Loop detector triggers `looping-retry` and forces transition to `Escalated` regardless of remaining retry budget.

## 4. Recovery paths by failure mode

Every entry in the Failure-Mode Register has a recovery_path field. The blueprint canonicalizes the shapes:

- `fallback -> bounded-retry -> escalate`: tool-timeout, rate-limit-exceeded
- `escalate-to-operator -> credential-refresh -> resume`: connector-auth-failure
- `terminate-run -> HITL gate -> postmortem`: unsafe-action-attempted
- `HITL-review -> resume-with-human-decision`: low-confidence-routing, ambiguous-intent
- `rollback-if-possible -> escalate -> regression-seed`: false-success-report
- `quarantine -> HITL-review -> add to adversarial suite`: prompt-injection-detected, schema-drift-input
- `re-ground -> HITL-if-needed -> regression-seed`: hallucinated-citation
- `block -> redact -> HITL + compliance review`: pii-leak-risk
- `refresh -> re-evaluate -> escalate-if-stale`: stale-data
- `rehydrate -> retry-once -> escalate`: state-corruption
- `freeze -> investigate -> rollback-or-rerelease`: silent-degradation

If a new failure mode is added to the register without a canonical recovery path, the default is `fallback -> escalate -> FailedTerminal`.

## 5. Terminal failure handling

On entering `FailedTerminal`:

1. Persist the full event chain and evidence bundle to the S3 provenance store.
2. Emit a structured incident with `failure_id`, `severity`, `decision_origin=fallback|escalation`, and the canvas-declared escalation target.
3. If reversibility was `partially-reversible` or `irreversible`, run the rollback playbook from the agent's canvas; do not auto-resume.
4. Tag the run for inclusion in the next S2 regression sweep if `severity in {critical, high}`.
5. Open a hardening task in the HITL Policy's hardening backlog when the same `failure_id` fires twice in 7 days on the same agent.

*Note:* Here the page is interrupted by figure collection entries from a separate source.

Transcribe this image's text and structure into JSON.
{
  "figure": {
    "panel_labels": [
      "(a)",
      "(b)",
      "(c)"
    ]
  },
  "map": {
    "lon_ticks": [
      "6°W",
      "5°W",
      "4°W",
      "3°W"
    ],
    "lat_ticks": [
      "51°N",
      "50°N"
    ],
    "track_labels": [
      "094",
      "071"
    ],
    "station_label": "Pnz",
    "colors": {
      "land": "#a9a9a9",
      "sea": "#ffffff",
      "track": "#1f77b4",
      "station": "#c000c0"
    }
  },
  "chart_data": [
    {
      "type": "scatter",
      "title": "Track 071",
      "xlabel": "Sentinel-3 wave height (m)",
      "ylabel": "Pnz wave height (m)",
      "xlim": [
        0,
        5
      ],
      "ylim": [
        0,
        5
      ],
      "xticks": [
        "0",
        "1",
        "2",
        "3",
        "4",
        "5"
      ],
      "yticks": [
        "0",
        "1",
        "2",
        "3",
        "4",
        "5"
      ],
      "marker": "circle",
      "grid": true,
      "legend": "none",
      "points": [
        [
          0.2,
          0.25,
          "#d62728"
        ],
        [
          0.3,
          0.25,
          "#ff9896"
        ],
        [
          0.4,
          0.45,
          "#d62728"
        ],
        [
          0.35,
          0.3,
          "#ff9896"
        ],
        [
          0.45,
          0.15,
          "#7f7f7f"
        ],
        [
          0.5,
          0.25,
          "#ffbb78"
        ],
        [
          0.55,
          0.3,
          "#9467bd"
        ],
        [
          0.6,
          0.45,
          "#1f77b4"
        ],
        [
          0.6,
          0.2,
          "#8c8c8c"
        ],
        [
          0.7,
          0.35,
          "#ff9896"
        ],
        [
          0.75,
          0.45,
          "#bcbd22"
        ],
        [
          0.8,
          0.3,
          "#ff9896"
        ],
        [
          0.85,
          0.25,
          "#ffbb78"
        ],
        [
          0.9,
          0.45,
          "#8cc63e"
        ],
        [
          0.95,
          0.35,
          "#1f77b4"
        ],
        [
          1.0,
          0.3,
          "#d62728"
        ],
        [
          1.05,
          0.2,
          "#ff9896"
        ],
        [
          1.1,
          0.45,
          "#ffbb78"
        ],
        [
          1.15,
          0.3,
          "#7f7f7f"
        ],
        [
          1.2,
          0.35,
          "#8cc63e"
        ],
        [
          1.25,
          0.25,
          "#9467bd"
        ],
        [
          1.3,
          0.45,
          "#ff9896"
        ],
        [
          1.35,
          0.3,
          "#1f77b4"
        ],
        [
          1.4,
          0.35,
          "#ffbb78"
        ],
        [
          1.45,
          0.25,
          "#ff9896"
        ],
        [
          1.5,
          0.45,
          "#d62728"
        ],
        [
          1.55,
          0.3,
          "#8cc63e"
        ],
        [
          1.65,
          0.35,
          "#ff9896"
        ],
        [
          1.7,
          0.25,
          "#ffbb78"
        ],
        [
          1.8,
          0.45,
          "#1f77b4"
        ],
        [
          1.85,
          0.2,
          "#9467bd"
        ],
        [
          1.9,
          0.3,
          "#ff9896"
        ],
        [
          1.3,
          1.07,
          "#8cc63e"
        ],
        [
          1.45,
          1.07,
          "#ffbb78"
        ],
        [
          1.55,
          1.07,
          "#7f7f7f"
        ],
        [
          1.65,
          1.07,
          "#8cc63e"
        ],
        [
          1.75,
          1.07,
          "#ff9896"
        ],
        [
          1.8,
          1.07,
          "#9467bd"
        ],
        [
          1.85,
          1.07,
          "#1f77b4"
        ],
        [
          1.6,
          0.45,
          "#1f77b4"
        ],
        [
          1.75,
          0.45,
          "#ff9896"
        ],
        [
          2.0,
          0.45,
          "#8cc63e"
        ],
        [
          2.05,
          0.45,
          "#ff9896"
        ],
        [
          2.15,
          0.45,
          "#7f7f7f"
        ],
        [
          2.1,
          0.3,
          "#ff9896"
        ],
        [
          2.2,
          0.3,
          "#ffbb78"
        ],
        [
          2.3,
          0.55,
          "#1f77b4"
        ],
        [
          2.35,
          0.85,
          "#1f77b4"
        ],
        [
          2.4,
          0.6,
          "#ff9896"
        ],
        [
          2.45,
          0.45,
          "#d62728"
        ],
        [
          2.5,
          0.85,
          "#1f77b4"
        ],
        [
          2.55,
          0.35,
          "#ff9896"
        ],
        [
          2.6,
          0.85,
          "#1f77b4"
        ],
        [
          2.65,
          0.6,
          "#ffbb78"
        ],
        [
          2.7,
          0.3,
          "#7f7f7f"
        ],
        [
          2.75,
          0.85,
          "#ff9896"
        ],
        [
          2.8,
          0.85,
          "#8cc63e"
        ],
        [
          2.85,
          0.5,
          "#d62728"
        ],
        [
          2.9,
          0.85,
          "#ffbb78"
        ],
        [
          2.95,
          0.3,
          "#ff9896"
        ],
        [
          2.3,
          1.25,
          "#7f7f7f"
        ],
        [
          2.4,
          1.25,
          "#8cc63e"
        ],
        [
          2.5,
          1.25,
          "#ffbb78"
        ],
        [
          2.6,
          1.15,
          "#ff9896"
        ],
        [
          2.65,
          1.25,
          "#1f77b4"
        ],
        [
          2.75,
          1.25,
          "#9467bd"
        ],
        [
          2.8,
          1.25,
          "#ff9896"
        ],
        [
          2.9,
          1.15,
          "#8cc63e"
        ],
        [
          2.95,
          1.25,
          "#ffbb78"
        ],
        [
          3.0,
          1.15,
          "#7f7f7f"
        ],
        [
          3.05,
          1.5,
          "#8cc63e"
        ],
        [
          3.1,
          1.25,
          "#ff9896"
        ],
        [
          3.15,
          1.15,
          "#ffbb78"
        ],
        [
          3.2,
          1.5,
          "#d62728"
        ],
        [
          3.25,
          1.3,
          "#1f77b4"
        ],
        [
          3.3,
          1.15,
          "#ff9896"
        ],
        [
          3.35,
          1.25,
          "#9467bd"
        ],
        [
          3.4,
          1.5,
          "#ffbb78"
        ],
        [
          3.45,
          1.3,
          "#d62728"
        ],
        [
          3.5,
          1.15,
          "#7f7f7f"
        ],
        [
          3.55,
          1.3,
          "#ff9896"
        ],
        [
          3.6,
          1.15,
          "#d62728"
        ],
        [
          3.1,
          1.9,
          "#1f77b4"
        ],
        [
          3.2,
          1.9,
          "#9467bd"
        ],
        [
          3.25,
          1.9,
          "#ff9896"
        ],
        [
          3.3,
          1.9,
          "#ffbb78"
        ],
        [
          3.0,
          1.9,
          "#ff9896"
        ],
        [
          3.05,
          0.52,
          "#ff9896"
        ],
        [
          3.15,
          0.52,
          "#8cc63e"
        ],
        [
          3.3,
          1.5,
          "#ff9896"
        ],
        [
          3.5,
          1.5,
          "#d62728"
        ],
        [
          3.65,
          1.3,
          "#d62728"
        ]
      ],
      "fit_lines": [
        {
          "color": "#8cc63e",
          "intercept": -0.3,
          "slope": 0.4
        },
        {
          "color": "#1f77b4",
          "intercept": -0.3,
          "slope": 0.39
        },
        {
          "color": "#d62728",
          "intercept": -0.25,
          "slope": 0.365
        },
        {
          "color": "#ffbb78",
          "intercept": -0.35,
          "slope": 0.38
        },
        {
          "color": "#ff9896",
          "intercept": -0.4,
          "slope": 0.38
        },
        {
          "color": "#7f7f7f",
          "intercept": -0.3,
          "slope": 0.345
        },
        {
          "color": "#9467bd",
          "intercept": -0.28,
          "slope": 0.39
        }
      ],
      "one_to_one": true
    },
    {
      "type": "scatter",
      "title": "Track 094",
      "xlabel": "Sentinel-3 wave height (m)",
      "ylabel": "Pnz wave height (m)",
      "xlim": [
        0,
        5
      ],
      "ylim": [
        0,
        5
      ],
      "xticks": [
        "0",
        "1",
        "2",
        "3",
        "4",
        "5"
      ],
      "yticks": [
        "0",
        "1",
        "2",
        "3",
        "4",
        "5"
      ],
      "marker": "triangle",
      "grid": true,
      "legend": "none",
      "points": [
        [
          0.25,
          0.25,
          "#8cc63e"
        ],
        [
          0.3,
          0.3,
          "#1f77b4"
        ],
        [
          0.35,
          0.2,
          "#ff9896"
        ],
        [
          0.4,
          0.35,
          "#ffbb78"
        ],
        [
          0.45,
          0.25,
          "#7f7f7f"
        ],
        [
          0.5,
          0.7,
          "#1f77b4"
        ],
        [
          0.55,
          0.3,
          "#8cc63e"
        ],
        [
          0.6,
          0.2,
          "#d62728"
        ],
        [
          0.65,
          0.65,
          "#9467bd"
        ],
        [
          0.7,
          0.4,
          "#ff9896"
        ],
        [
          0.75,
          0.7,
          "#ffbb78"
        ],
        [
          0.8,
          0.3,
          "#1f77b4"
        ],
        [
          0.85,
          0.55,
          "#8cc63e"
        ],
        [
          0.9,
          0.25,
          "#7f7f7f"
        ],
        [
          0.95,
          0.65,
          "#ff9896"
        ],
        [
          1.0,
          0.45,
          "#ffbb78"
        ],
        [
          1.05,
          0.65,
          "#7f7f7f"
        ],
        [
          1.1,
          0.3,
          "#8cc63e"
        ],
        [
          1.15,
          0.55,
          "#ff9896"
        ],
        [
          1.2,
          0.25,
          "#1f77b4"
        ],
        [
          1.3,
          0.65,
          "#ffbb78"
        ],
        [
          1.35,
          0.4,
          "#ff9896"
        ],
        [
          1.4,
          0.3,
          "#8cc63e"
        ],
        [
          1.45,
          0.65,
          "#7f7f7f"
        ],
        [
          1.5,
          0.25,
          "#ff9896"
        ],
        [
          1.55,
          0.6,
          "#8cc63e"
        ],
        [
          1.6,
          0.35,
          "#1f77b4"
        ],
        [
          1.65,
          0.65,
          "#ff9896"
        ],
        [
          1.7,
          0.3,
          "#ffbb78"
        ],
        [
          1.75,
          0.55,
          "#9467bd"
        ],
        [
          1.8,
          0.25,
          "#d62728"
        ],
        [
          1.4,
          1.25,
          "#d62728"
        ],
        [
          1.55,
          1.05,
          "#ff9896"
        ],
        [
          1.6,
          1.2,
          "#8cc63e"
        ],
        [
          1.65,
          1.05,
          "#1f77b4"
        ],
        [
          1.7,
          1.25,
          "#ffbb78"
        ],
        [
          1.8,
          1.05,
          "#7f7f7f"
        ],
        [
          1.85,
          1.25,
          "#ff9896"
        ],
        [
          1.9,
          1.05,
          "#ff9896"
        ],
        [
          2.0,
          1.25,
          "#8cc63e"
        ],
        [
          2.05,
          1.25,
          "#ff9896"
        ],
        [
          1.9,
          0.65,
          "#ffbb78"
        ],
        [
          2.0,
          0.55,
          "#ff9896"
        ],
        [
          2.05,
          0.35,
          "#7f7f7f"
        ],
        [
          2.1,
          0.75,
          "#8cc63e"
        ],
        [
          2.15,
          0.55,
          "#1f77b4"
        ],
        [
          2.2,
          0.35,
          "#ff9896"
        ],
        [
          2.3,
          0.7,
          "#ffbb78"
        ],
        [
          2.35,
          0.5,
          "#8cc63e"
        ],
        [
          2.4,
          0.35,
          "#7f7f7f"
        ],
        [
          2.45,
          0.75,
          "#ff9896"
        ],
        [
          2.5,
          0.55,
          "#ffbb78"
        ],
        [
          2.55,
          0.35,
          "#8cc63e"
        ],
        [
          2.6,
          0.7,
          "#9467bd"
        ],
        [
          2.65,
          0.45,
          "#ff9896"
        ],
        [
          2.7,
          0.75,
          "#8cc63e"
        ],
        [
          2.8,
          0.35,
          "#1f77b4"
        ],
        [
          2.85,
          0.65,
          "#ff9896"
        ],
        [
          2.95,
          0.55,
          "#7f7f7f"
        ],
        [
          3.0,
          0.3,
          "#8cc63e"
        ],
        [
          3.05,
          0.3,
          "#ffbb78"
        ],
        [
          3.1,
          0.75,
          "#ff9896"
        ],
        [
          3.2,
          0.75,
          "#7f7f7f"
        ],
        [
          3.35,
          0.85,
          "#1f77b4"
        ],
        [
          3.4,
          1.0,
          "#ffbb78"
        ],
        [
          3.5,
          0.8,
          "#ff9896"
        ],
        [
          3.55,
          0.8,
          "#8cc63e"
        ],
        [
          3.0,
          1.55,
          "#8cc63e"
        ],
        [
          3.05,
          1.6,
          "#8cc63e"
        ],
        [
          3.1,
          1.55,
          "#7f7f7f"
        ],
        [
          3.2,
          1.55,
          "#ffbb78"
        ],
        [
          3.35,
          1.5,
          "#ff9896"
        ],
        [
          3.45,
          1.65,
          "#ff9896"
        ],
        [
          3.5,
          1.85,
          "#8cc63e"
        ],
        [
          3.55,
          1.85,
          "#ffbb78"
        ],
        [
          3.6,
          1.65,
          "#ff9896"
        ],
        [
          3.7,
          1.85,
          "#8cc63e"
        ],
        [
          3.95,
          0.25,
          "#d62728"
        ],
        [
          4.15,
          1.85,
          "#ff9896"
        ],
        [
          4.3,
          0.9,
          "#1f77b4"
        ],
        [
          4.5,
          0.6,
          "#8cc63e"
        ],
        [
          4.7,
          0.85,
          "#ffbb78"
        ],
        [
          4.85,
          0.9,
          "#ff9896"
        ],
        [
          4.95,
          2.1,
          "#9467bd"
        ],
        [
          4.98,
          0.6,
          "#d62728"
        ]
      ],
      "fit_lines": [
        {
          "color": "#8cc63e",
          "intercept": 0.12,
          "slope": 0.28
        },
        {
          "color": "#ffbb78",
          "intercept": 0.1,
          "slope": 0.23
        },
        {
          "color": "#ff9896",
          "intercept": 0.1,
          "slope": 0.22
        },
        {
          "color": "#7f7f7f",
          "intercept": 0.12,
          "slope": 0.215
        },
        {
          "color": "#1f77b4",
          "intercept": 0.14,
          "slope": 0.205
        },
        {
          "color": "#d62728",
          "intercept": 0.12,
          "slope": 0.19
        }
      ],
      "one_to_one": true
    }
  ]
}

## 6. HITL fallback contract

When the system cannot resolve via deterministic fallback or bounded retry, HITL is itself a fallback. The contract:

- The reviewer queue is treated as a tool with a timeout (the SLA from the threshold spec).
- If the SLA expires, the agent does not invent a decision. It escalates one tier up or transitions to `FailedTerminal`.
- The reviewer's decision becomes a first-class event with `decision_origin=human-override` or `escalation` and is logged per the HITL Policy schema.
- Recurring HITL interventions on the same `failure_id` graduate to hardening tasks: a new deterministic fallback, a tightened threshold, or a model/prompt change.

This blueprint is intentionally conservative. Performance tuning happens after the state machine is honored end-to-end and S2 evals are green.